Gemar mengaji Qur’an
- Melihat mental
masyarakat yang tidak lagi peduli dan bahkan cenderung menjauh dari Alquran,
seorang pelayan Alquran (khadimul Quran) Dr. KH. Ali Akhmadi merintis Majelis
Alquran, yaitu sebuah majelis yang membahas tentang Alquran dengan beberapa
rangkaian acara lainnya. Peserta yang hadir di majelis ini adalah masyarakat
umum, anak-anak muda dan sebagianya para professional, tema umum yang dibawa
adalah Menjadikan Alquran Mengalir Seperti Air. Seperti apa Menjadikan Alquran
Mengalir Seperti Air?, ikuti tulisan berikut…!!
HIDUP di bawah naungan Alquran adalah nikmat. Nikmat yang tidak bisa dirasakan kecuali oleh orang-orang yang pernah mencicipinya. Nikmat yang mengangkat taraf hidup, menyucikan dan memurnikanya.
Demikianlah kata-kata seorang Mujahid Islam (Sayid Quthb) rahimahullah, kalimat tersebut ditulis dalam pembukaan tafsirnya: Fii dzilaal Alquran (di bawah naungan al-quran); kalimat itu terasa ada cita rasa yang hidup.
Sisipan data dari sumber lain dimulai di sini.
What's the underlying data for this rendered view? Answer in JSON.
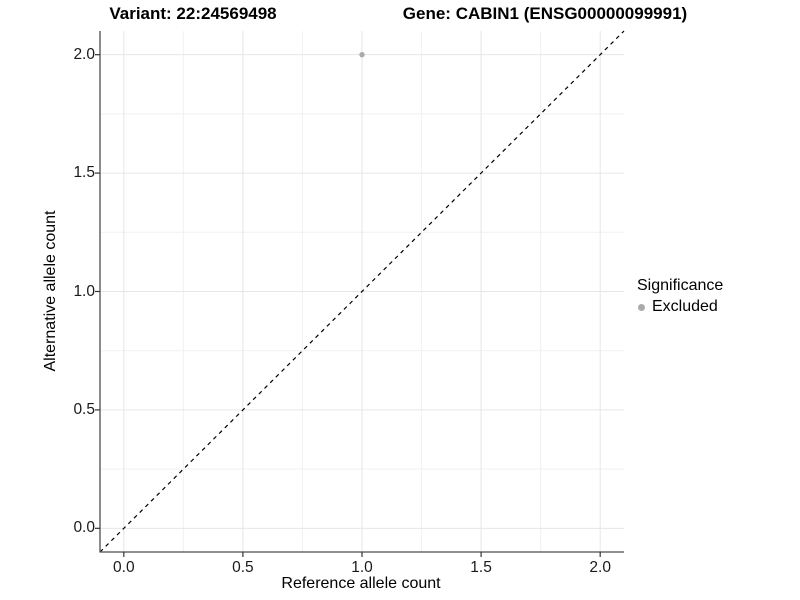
{
  "titles": {
    "variant": "Variant: 22:24569498",
    "gene": "Gene: CABIN1 (ENSG00000099991)"
  },
  "chart_data": {
    "type": "scatter",
    "title": "Variant: 22:24569498  /  Gene: CABIN1 (ENSG00000099991)",
    "xlabel": "Reference allele count",
    "ylabel": "Alternative allele count",
    "xlim": [
      -0.1,
      2.1
    ],
    "ylim": [
      -0.1,
      2.1
    ],
    "x_ticks": [
      0.0,
      0.5,
      1.0,
      1.5,
      2.0
    ],
    "x_tick_labels": [
      "0.0",
      "0.5",
      "1.0",
      "1.5",
      "2.0"
    ],
    "y_ticks": [
      0.0,
      0.5,
      1.0,
      1.5,
      2.0
    ],
    "y_tick_labels": [
      "0.0",
      "0.5",
      "1.0",
      "1.5",
      "2.0"
    ],
    "x_minor_ticks": [
      0.25,
      0.75,
      1.25,
      1.75
    ],
    "y_minor_ticks": [
      0.25,
      0.75,
      1.25,
      1.75
    ],
    "grid": "major and minor, light gray, on white panel",
    "series": [
      {
        "name": "Excluded",
        "points": [
          {
            "x": 1.0,
            "y": 2.0
          }
        ],
        "color": "#aaaaaa",
        "marker": "circle"
      }
    ],
    "reference_line": {
      "type": "abline",
      "slope": 1,
      "intercept": 0,
      "style": "dashed",
      "color": "#000000"
    },
    "legend": {
      "title": "Significance",
      "position": "right",
      "items": [
        {
          "label": "Excluded",
          "color": "#aaaaaa",
          "marker": "circle"
        }
      ]
    },
    "colors": {
      "background": "#ffffff",
      "grid_major": "#e6e6e6",
      "grid_minor": "#f1f1f1",
      "axis_line": "#4d4d4d",
      "tick_mark": "#333333",
      "tick_text": "#1a1a1a",
      "point": "#aaaaaa"
    }
  }
}
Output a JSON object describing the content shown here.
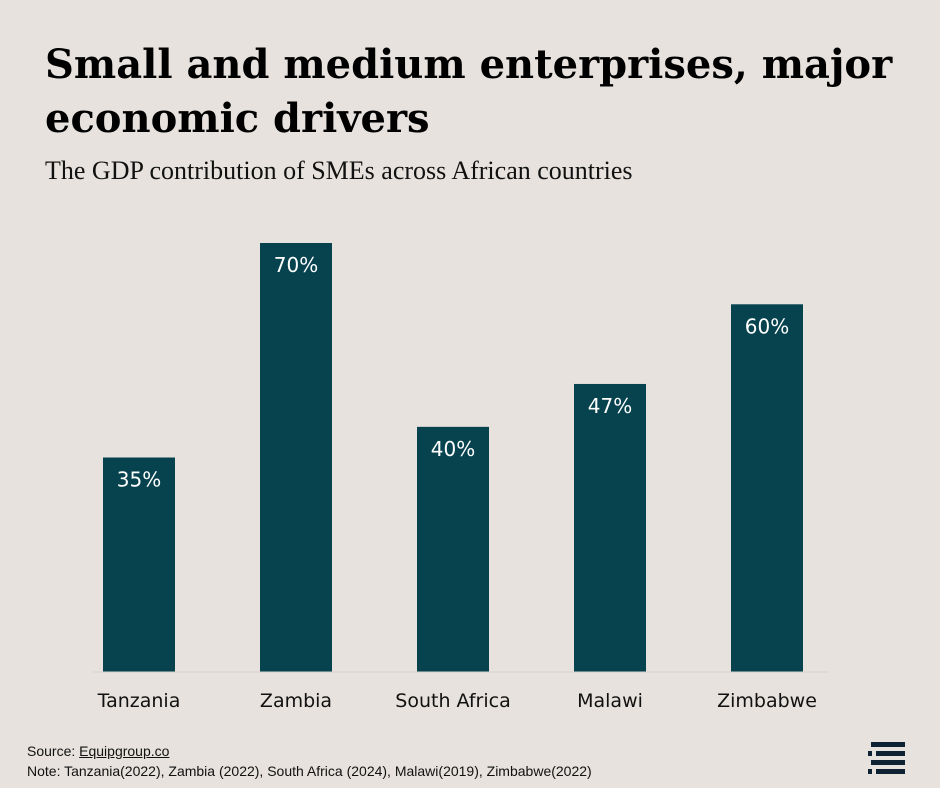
{
  "header": {
    "title": "Small and medium enterprises, major economic drivers",
    "subtitle": "The GDP contribution of SMEs across African countries"
  },
  "chart_data": {
    "type": "bar",
    "title": "Small and medium enterprises, major economic drivers",
    "subtitle": "The GDP contribution of SMEs across African countries",
    "categories": [
      "Tanzania",
      "Zambia",
      "South Africa",
      "Malawi",
      "Zimbabwe"
    ],
    "values": [
      35,
      70,
      40,
      47,
      60
    ],
    "value_labels": [
      "35%",
      "70%",
      "40%",
      "47%",
      "60%"
    ],
    "xlabel": "",
    "ylabel": "",
    "ylim": [
      0,
      70
    ],
    "grid": false,
    "legend": "none",
    "bar_color": "#06434f"
  },
  "footer": {
    "source_prefix": "Source: ",
    "source_link": "Equipgroup.co",
    "note": "Note: Tanzania(2022), Zambia (2022), South Africa (2024), Malawi(2019), Zimbabwe(2022)"
  },
  "colors": {
    "background": "#e7e2dd",
    "bar": "#06434f",
    "logo": "#0f2233"
  },
  "logo": {
    "icon": "equip-logo-icon"
  }
}
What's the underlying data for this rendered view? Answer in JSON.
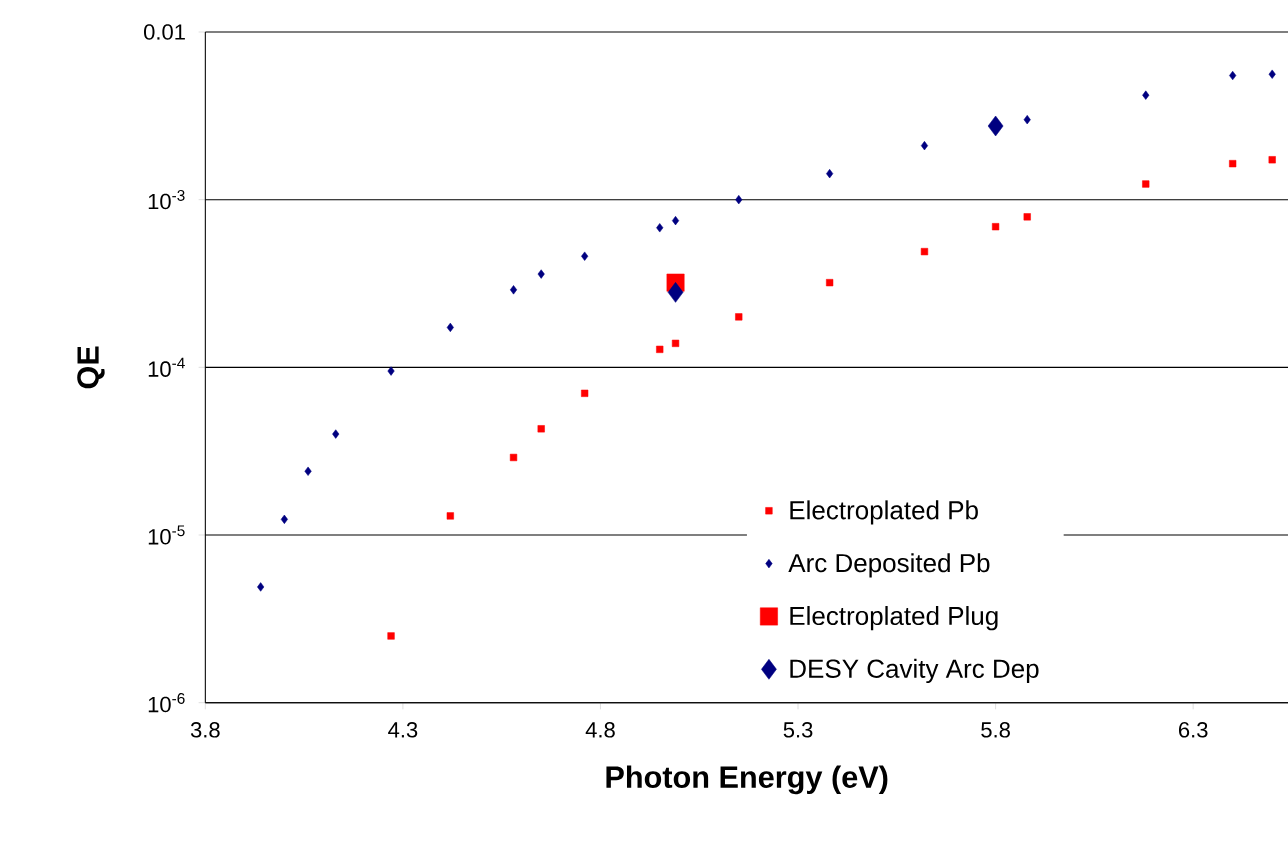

Mungkin dia merasakan ada cahaya dalam hatinya ketika menuturkan kalimat itu, juga ada keberanian membuka borok kejahiliyahan masyarakat pada masanya. Sebagai resiko atas semua keberaniannya mempertahankan kemurnian pandanganya tentang Islam, Sayyid Quthb digantung, ketika orang lain mengalah di hadapan penguasa.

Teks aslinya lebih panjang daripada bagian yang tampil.